Perennial Semantic Data Terms of Use for Decentralized Web
- URL: http://arxiv.org/abs/2403.07587v1
- Date: Tue, 12 Mar 2024 12:18:20 GMT
- Title: Perennial Semantic Data Terms of Use for Decentralized Web
- Authors: Rui Zhao, Jun Zhao
- Abstract summary: We propose a novel formal description of Data Terms of Use (DToU)
Users and applications specify their own parts of the DToU policy with local knowledge.
This constitutes a perennial'' DToU language, where the policy authoring only occurs once.

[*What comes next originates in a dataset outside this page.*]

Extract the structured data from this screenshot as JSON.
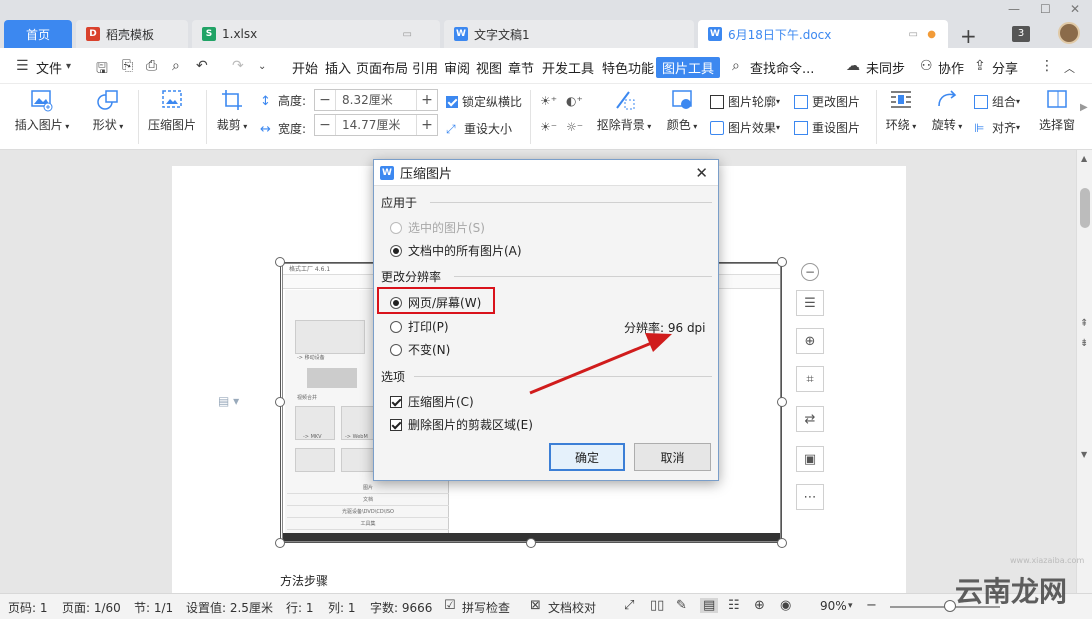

- Score: 14.831528850463373
- License: http://creativecommons.org/licenses/by/4.0/
- Abstract: In today's digital landscape, the Web has become increasingly centralized,
raising concerns about user privacy violations. Decentralized Web
architectures, such as Solid, offer a promising solution by empowering users
with better control over their data in their personal `Pods'. However, a
significant challenge remains: users must navigate numerous applications to
decide which application can be trusted with access to their data Pods. This
often involves reading lengthy and complex Terms of Use agreements, a process
that users often find daunting or simply ignore. This compromises user autonomy
and impedes detection of data misuse. We propose a novel formal description of
Data Terms of Use (DToU), along with a DToU reasoner. Users and applications
specify their own parts of the DToU policy with local knowledge, covering
permissions, requirements, prohibitions and obligations. Automated reasoning
verifies compliance, and also derives policies for output data. This
constitutes a ``perennial'' DToU language, where the policy authoring only
occurs once, and we can conduct ongoing automated checks across users,
applications and activity cycles. Our solution is built on Turtle, Notation 3
and RDF Surfaces, for the language and the reasoning engine. It ensures
seamless integration with other semantic tools for enhanced interoperability.
We have successfully integrated this language into the Solid framework, and
conducted performance benchmark. We believe this work demonstrates a
practicality of a perennial DToU language and the potential of a paradigm shift
to how users interact with data and applications in a decentralized Web,
offering both improved privacy and usability.